Постепенно он смирился со своим прозвищем и в шестом классе уже не ревел, не лез на стенку, даже виду не показывал, а иногда и в шутку — нет уж, не Фитюлик, а целый Фитиль, ха-ха-ха! А прошло года два — совсем привык к тому, что его называют Фитюля, и, когда вдруг слышал — Куэльяр, настораживался, смотрел недоуменно, словно силился понять — нет ли тут какого подвоха… Даже при знакомстве с новыми ребятами говорил — очень приятно, Фитюль Куэльяр.
Девочкам, само собой, так не представлялся, только — ребятам. А в ту пору мы уже стали интересоваться девочками. В классе пошли всякие разговоры, шуточки, знаешь, вчера я засек нашего Лало со своей телкой — больше на переменках, — они под ручку гуляли по набережной, и он ее чмок прямо в губы, — и после звонка — прямо в губы? А то нет, они там целовались, не расцепишь. Незаметно все разговоры — только об этом: у Кике Рохаса девчонка старше его, блондиночка, глазищи синие, в воскресенье Маньуко видел, как они вдвоем шли на дневной сеанс в «Рикардо Пальма», а после кино, вы бы посмотрели — вся растрепанная, ясно, чем занимались, — время даром не теряли. На другой день Большой засек венесуэльца из пятого класса, ну этого, губастого (Сосулю), и не где-нибудь, а в машине с какой-то размалеванной куклой, факт, что у них любовь на полном ходу, а у тебя, Лалик, как с любовью? А у тебя, Фитюля, ха-ха-ха! Нашему Маньуко нравится сестра Парико Саенса, а Большой стал недавно платить за мороженое и — хлоп! — уронил портфель, а из портфеля выскочила фотография девчонки, которая на празднике была Красной Шапочкой, ха-ха. Лало, не придуривайся, мы-то знаем, что ты втрескался в эту выдру, Сандру Рохас. А ты, Фитюль, влюбился в кого-нибудь или нет? И он, вспыхнув, — нет, пока обошлось, или, бледнея, — и в мыслях нет, ха-ха, а ты, а ты…
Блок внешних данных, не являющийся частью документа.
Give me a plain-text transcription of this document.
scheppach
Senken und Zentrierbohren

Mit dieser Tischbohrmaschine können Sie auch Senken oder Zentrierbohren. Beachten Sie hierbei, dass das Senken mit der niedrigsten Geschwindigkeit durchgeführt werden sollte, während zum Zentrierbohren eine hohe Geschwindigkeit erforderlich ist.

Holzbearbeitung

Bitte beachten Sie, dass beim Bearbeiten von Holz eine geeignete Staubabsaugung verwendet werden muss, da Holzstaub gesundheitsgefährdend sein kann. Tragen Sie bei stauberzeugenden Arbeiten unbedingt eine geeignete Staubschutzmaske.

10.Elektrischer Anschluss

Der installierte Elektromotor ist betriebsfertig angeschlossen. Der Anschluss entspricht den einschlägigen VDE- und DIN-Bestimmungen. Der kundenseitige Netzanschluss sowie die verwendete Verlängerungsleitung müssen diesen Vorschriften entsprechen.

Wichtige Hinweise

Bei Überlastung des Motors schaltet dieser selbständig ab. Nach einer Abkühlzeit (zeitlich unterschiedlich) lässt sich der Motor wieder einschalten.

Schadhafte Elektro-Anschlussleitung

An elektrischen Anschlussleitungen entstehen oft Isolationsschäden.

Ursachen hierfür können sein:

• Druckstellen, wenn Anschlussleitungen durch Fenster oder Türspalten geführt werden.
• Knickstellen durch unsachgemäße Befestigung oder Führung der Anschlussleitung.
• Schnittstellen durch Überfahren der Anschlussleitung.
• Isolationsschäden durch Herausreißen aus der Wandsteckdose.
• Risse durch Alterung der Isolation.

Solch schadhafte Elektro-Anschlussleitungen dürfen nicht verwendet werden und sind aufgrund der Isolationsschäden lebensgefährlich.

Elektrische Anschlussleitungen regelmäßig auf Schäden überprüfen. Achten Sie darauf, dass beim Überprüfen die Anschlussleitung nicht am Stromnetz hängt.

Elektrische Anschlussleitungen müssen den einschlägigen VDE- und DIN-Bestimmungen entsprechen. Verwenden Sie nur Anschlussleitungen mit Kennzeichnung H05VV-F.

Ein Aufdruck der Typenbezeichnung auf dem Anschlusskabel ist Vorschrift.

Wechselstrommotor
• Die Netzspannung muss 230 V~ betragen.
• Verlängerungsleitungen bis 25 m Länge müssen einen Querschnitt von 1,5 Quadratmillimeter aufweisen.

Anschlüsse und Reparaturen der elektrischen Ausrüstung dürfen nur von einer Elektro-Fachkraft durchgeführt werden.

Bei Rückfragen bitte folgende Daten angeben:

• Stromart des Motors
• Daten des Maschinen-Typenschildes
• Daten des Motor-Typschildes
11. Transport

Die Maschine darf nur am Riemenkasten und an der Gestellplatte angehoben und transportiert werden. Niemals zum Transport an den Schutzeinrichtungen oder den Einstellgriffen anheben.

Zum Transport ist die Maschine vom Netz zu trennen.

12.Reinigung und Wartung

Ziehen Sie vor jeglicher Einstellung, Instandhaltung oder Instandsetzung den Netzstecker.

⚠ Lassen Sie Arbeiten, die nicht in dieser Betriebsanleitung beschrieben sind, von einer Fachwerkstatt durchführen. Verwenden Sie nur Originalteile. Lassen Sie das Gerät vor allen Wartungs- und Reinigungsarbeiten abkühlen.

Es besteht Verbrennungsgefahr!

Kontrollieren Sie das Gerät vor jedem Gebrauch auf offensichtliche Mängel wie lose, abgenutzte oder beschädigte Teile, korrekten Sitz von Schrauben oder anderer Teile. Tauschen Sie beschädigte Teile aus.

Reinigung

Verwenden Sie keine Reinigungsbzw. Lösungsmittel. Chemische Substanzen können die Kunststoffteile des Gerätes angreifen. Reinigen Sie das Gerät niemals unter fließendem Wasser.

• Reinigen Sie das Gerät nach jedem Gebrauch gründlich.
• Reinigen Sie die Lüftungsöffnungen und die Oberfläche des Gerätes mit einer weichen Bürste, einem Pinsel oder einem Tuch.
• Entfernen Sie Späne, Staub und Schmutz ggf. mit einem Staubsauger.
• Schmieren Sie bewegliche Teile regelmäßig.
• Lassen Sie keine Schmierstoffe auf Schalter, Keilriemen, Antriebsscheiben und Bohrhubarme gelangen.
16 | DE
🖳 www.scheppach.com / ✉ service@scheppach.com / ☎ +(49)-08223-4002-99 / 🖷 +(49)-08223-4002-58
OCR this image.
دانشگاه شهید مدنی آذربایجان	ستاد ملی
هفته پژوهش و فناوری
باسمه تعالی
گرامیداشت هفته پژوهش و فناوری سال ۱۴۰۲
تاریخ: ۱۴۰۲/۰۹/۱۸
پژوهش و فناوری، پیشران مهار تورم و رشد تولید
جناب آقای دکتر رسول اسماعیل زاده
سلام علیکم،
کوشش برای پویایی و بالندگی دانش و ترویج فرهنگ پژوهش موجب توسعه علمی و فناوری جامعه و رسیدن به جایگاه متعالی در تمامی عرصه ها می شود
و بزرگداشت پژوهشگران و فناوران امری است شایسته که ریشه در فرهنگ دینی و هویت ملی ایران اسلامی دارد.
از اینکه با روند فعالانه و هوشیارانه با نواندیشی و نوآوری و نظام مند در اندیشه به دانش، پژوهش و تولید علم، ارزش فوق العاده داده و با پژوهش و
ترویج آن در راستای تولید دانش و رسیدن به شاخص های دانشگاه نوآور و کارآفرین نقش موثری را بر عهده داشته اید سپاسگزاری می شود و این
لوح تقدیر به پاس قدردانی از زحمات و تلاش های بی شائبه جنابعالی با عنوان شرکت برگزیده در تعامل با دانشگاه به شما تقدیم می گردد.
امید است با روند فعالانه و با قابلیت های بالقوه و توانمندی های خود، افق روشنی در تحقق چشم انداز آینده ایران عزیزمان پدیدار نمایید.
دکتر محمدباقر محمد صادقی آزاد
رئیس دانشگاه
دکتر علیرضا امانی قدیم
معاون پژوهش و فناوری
Если выйти из колледжа ровно в пять и бежать что есть духу по проспекту Прадо, можно поспеть к концу уроков к лицею «Ла Репарасьон». Мы останавливались на углу — смотрите, вон их автобусы, сзади сидят девчонки из третьего «А», а в том окне, ух ты! гляньте, сестра Канепы, сделай ей ручкой, чао, чао, ха, улыбнулась, улыбнулась, птичка, а та малявка машет — до свидания, до свидания, дурында, не тебе машут, а вон та, а вон эта…
Иногда мы приносили записочки и бросали их, как бумажных голубей. «Ты очень красивая, мне нравятся твои косы, тебе очень идет форма, твой друг Лало». Осторожно, старик, нас засекла монахиня, чего доброго, им влетит. Как тебя зовут? Меня — Маньуко, может, сходим в воскресенье в кино, пусть она завтра даст ответ в такой же записочке или кивнет из автобуса, что — да. А тебе, Куэльяр, нравится кто-нибудь? Ага, вот та, что сидит сзади. Очкастая? Нет, нет, рядом. Возьми и напиши ей. И он — ну что писать? Да хоть что. Ладно, напишу — «Хочешь со мной дружить?» Ой нет, лучше по-другому — «Я хочу с тобой дружить и шлю тебе поцелуй». Так, старик, уже лучше, но маловато, тут надо закрутить этакое. Пожалуйста — ха, ха, ха. «Я тебя целую нежно и питаю все надежды», ха-ха, молоток! Теперь ставь свою фамилию и нарисуй что-нибудь… А что? Да что угодно, хоть бычка, хоть этот… крантик с бантиком.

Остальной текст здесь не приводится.